Apesar de o país continuar entre os mais diversos do mundo, a sensação de pertencimento diminuiu desde a pandemia. Conspiratórias e discursos de ódio ganharam força, alimentando um ambiente de desconfiança.
Relatos históricos lembram que houve um período de forte apoio bipartidário à multiculturalidade, entre 1973 e 1996. Hoje, esse consenso parece amenizar, mas não sustenta uma construção estável de identidade nacional.
A atual discussão sobre identidade envolve o chamado multiculturalismo ativo. Em 2025, a ministra Anne Aly lançou críticas a uma versão condicionada de acolhimento, defendendo participação cívica plena sem tarifas de aceitação social.
Em meio ao debate, o trágico ataque de Bondi acentuou a necessidade de lidar com a diversidade de forma prática: reconhecer habilidades, oferecer oportunidades e ampliar a representação, sem reduzir pessoas a estereótipos.
Pensar em uma nação que valorize a participação cívica exige reformas institucionais profundas. É preciso repensar escolas, políticas de moradia, saúde e inclusão para criar condições de pertencimento real.
O caminho proposto passa por revisitar a história, reconhecer falhas e promover políticas que incentivem participação, equidade e dignidade para todos. Sem esse esforço, vozes de exclusão tendem a ganhar espaço.

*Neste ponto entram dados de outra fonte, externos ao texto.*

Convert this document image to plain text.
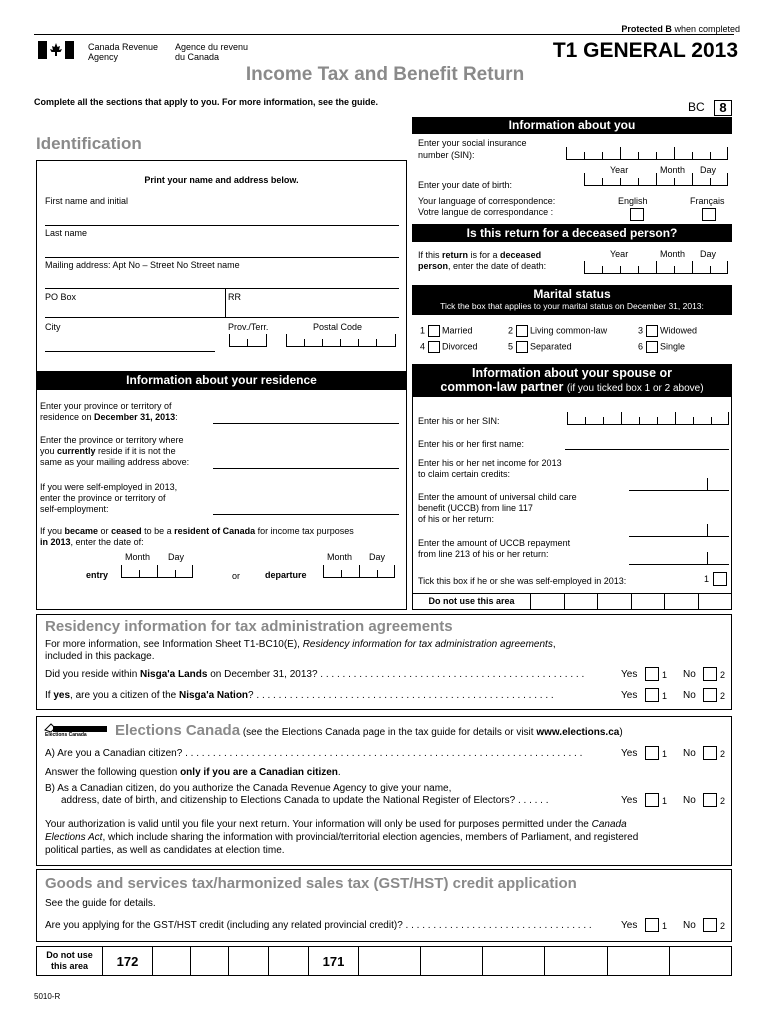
Protected B when completed
Canada Revenue
Agency
Agence du revenu
du Canada	T1 GENERAL 2013
Income Tax and Benefit Return
Complete all the sections that apply to you. For more information, see the guide.	BC	8
Identification
Print your name and address below.
First name and initial
Last name
Mailing address: Apt No – Street No Street name
PO Box	RR
City	Prov./Terr.	Postal Code
Information about your residence
Enter your province or territory of
residence on December 31, 2013:
Enter the province or territory where
you currently reside if it is not the
same as your mailing address above:
If you were self-employed in 2013,
enter the province or territory of
self-employment:
If you became or ceased to be a resident of Canada for income tax purposes
in 2013, enter the date of:
Month Day
entry	or
Month Day
departure
Information about you
Enter your social insurance
number (SIN):
Year	Month Day
Enter your date of birth:
Your language of correspondence:
Votre langue de correspondance :
English	Français
Is this return for a deceased person?
If this return is for a deceased
person, enter the date of death:
Year	Month Day
Marital status
Tick the box that applies to your marital status on December 31, 2013:
1 Married	2 Living common-law	3 Widowed
4 Divorced	5 Separated	6 Single
Information about your spouse or
common-law partner (if you ticked box 1 or 2 above)
Enter his or her SIN:
Enter his or her first name:
Enter his or her net income for 2013
to claim certain credits:
Enter the amount of universal child care
benefit (UCCB) from line 117
of his or her return:
Enter the amount of UCCB repayment
from line 213 of his or her return:
Tick this box if he or she was self-employed in 2013:	1
Do not use this area						
Residency information for tax administration agreements
For more information, see Information Sheet T1-BC10(E), Residency information for tax administration agreements,
included in this package.
Did you reside within Nisga'a Lands on December 31, 2013? . . . . . . . . . . . . . . . . . . . . . . . . . . . . . . . . . . . . . . . . . . . . . . . .	Yes	1 No	2
If yes, are you a citizen of the Nisga'a Nation? . . . . . . . . . . . . . . . . . . . . . . . . . . . . . . . . . . . . . . . . . . . . . . . . . . . . . .	Yes	1 No	2
Elections Canada Elections Canada (see the Elections Canada page in the tax guide for details or visit www.elections.ca)
A) Are you a Canadian citizen? . . . . . . . . . . . . . . . . . . . . . . . . . . . . . . . . . . . . . . . . . . . . . . . . . . . . . . . . . . . . . . . . . . . . . . . .	Yes	1 No	2
Answer the following question only if you are a Canadian citizen.
B) As a Canadian citizen, do you authorize the Canada Revenue Agency to give your name,
address, date of birth, and citizenship to Elections Canada to update the National Register of Electors? . . . . . .	Yes	1 No	2
Your authorization is valid until you file your next return. Your information will only be used for purposes permitted under the Canada
Elections Act, which include sharing the information with provincial/territorial election agencies, members of Parliament, and registered
political parties, as well as candidates at election time.
Goods and services tax/harmonized sales tax (GST/HST) credit application
See the guide for details.
Are you applying for the GST/HST credit (including any related provincial credit)? . . . . . . . . . . . . . . . . . . . . . . . . . . . . . . . . . .	Yes	1 No	2
Do not use
this area	172					171						
5010-R
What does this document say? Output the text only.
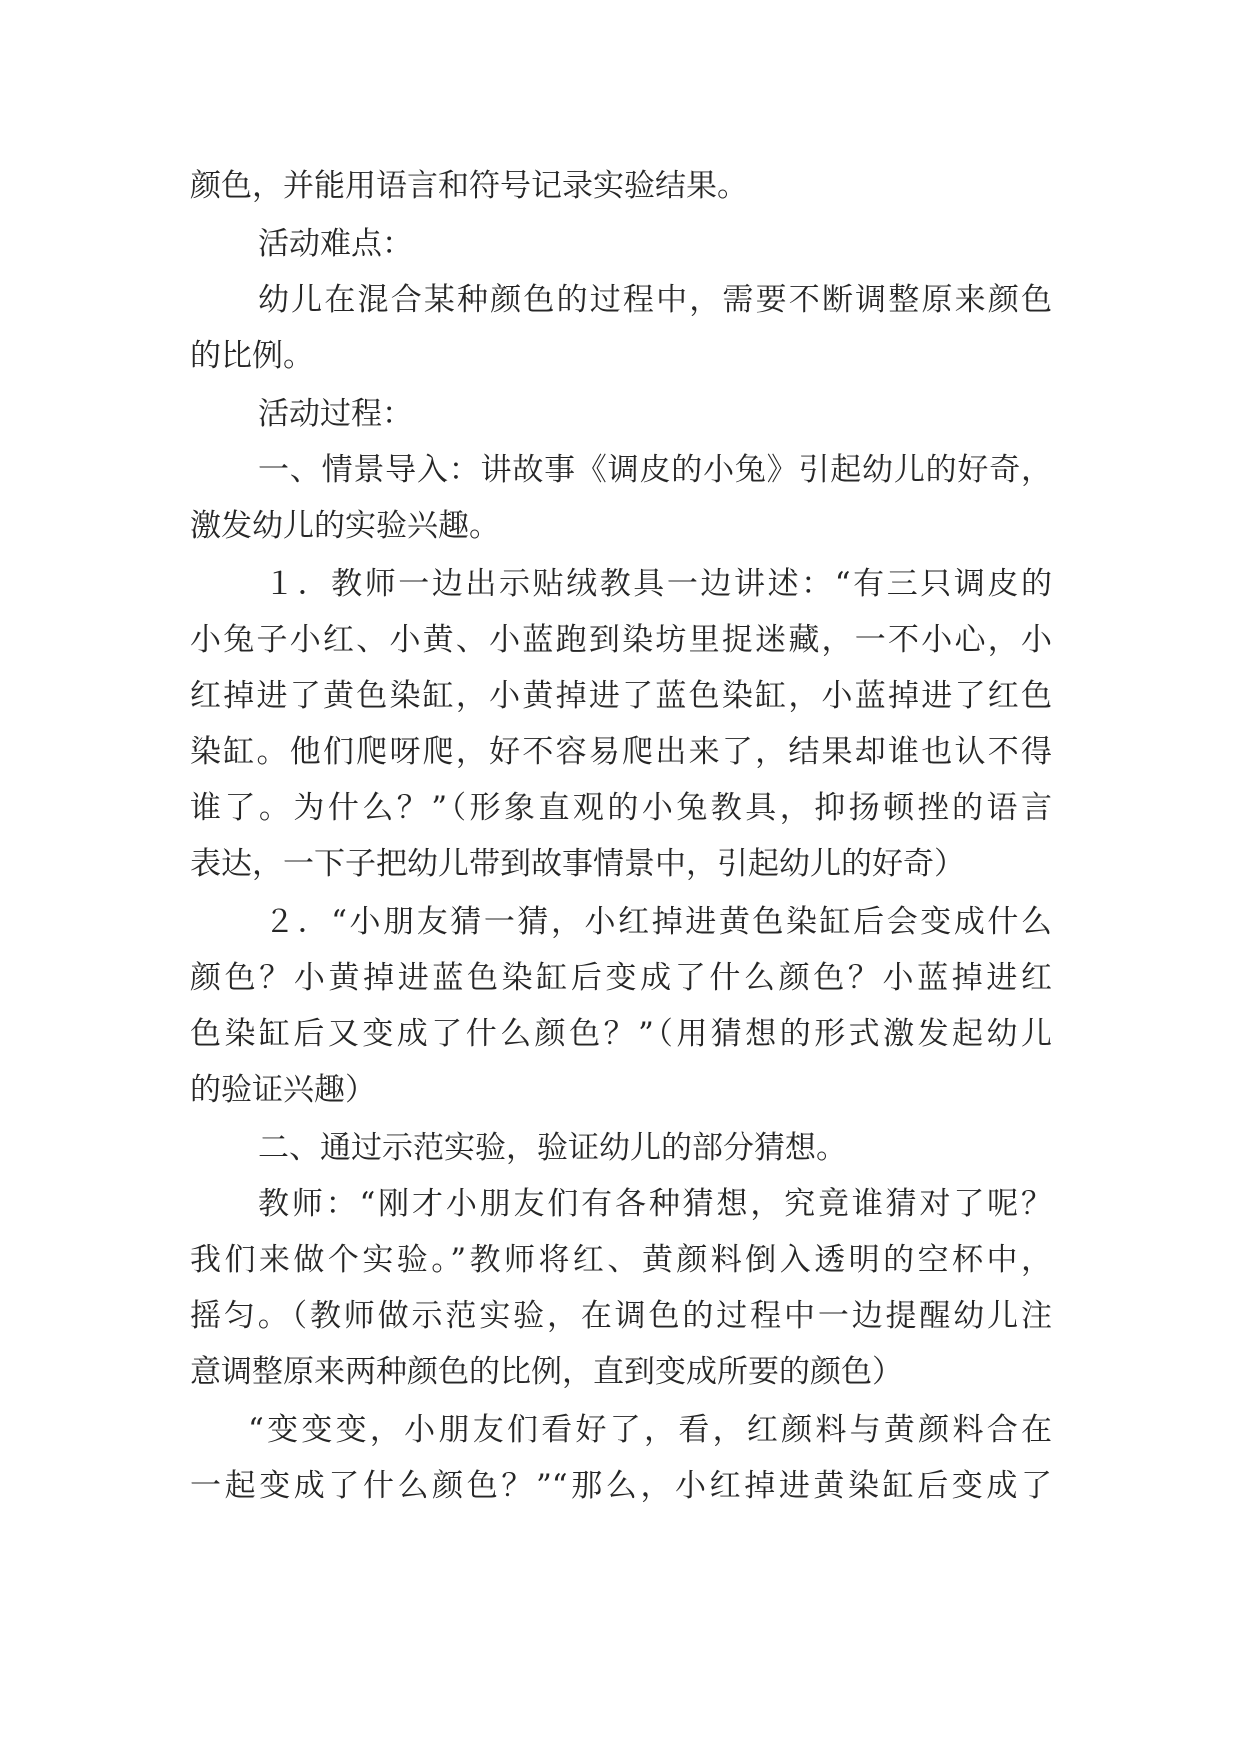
颜色，并能用语言和符号记录实验结果。
活动难点：
幼儿在混合某种颜色的过程中，需要不断调整原来颜色
的比例。
活动过程：
一、情景导入：讲故事《调皮的小兔》引起幼儿的好奇，
激发幼儿的实验兴趣。
１．教师一边出示贴绒教具一边讲述：“有三只调皮的
小兔子小红、小黄、小蓝跑到染坊里捉迷藏，一不小心，小
红掉进了黄色染缸，小黄掉进了蓝色染缸，小蓝掉进了红色
染缸。他们爬呀爬，好不容易爬出来了，结果却谁也认不得
谁了。为什么？”（形象直观的小兔教具，抑扬顿挫的语言
表达，一下子把幼儿带到故事情景中，引起幼儿的好奇）
２．“小朋友猜一猜，小红掉进黄色染缸后会变成什么
颜色？小黄掉进蓝色染缸后变成了什么颜色？小蓝掉进红
色染缸后又变成了什么颜色？”（用猜想的形式激发起幼儿
的验证兴趣）
二、通过示范实验，验证幼儿的部分猜想。
教师：“刚才小朋友们有各种猜想，究竟谁猜对了呢？
我们来做个实验。”教师将红、黄颜料倒入透明的空杯中，
摇匀。（教师做示范实验，在调色的过程中一边提醒幼儿注
意调整原来两种颜色的比例，直到变成所要的颜色）
“变变变，小朋友们看好了，看，红颜料与黄颜料合在
一起变成了什么颜色？”“那么，小红掉进黄染缸后变成了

A reflexão pública indica que justiça, diálogo e respeito às diferenças são elementos centrais. Construir vínculos sociais não é apenas discurso, mas prática institucional diária, com metas claras e avaliáveis.
Em síntese, a coesão social exige ações concretas que vão além de símbolos. Instituições precisam oferecer oportunidades, proteção e participação efetiva para quem vive à margem, buscando uma convivência mais justa.